It's not entirely clear to me how (or whether) the recent changes to
unwind.c cause this issue, but one thing that stands out in the
current code is the unguarded dereference of a value pulled of the
stack as a memory address.

It is worth noting that the only unwind entries in vmlinux that load
SP from the stack directly (as opposed to unwinding it by moving from
the frame pointer or by addition/subtraction) are the
__irq_svc/__pabt_svc/__dabt_svc entry routines, and given that the
bogus address 60000013 looks suspiciously like a PSR value (which is
stored in the vicinity of SP on the exception stack), my suspicion is
that some unwinder annotations are out of sync with the actual code.

So while the below does not fix the root cause, i.e., that the
unwinder unwinds SP incorrectly causing us to dereference a bogus
pointer, it should avoid the subsequent crash. Please give it a go.

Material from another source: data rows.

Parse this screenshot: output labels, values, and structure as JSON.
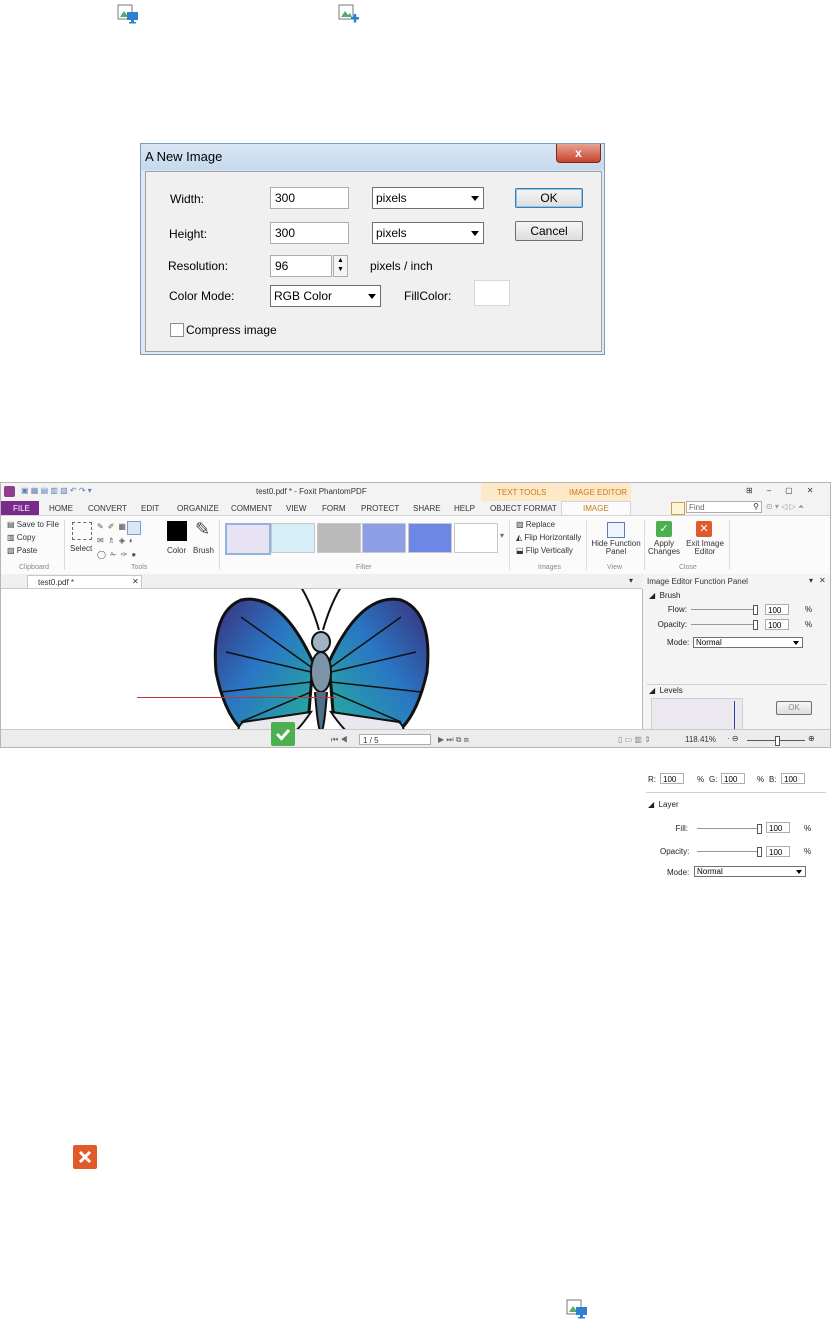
{
  "dialog": {
    "title": "A New Image",
    "close_glyph": "x",
    "width_label": "Width:",
    "width_value": "300",
    "width_unit": "pixels",
    "height_label": "Height:",
    "height_value": "300",
    "height_unit": "pixels",
    "resolution_label": "Resolution:",
    "resolution_value": "96",
    "resolution_unit": "pixels / inch",
    "colormode_label": "Color Mode:",
    "colormode_value": "RGB Color",
    "fillcolor_label": "FillColor:",
    "compress_label": "Compress image",
    "ok_label": "OK",
    "cancel_label": "Cancel"
  },
  "app": {
    "window_title": "test0.pdf * - Foxit PhantomPDF",
    "context_tabs": [
      "TEXT TOOLS",
      "IMAGE EDITOR"
    ],
    "menu": [
      "FILE",
      "HOME",
      "CONVERT",
      "EDIT",
      "ORGANIZE",
      "COMMENT",
      "VIEW",
      "FORM",
      "PROTECT",
      "SHARE",
      "HELP",
      "OBJECT FORMAT",
      "IMAGE"
    ],
    "search_placeholder": "Find",
    "clipboard": {
      "save": "Save to File",
      "copy": "Copy",
      "paste": "Paste",
      "group": "Clipboard"
    },
    "tools": {
      "select": "Select",
      "group": "Tools",
      "color": "Color",
      "brush": "Brush"
    },
    "filter_group": "Filter",
    "images": {
      "replace": "Replace",
      "flip_h": "Flip Horizontally",
      "flip_v": "Flip Vertically",
      "group": "Images"
    },
    "view": {
      "hide": "Hide Function Panel",
      "group": "View"
    },
    "close": {
      "apply": "Apply Changes",
      "exit": "Exit Image Editor",
      "group": "Close"
    },
    "doc_tab": "test0.pdf *",
    "panel": {
      "title": "Image Editor Function Panel",
      "brush": {
        "section": "Brush",
        "flow_label": "Flow:",
        "flow": "100",
        "opacity_label": "Opacity:",
        "opacity": "100",
        "mode_label": "Mode:",
        "mode": "Normal",
        "pct": "%"
      },
      "levels": {
        "section": "Levels",
        "ok": "OK",
        "r_label": "R:",
        "r": "100",
        "g_label": "G:",
        "g": "100",
        "b_label": "B:",
        "b": "100",
        "pct": "%"
      },
      "layer": {
        "section": "Layer",
        "fill_label": "Fill:",
        "fill": "100",
        "opacity_label": "Opacity:",
        "opacity": "100",
        "mode_label": "Mode:",
        "mode": "Normal",
        "pct": "%"
      }
    },
    "status": {
      "page": "1 / 5",
      "zoom": "118.41%"
    }
  }
}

--- a/arch/arm/kernel/unwind.c
+++ b/arch/arm/kernel/unwind.c
@@ -27,6 +27,7 @@
#include <linux/sched.h>
#include <linux/slab.h>
#include <linux/spinlock.h>
+#include <linux/uaccess.h>
#include <linux/list.h>

#include <asm/sections.h>
@@ -236,10 +237,11 @@ static int unwind_pop_register(struct
unwind_ctrl_block *ctrl,
if (*vsp >= (unsigned long *)ctrl->sp_high)
return -URC_FAILURE;

- /* Use READ_ONCE_NOCHECK here to avoid this memory access
- * from being tracked by KASAN.
+ /* Use get_kernel_nofault() here to avoid this memory access
+ * from causing a fatal fault, and from being tracked by KASAN.
*/
- ctrl->vrs[reg] = READ_ONCE_NOCHECK(*(*vsp));
+ if (get_kernel_nofault(ctrl->vrs[reg], *vsp))
+ return -URC_FAILURE;
if (reg == 14)
ctrl->lr_addr = *vsp;
(*vsp)++;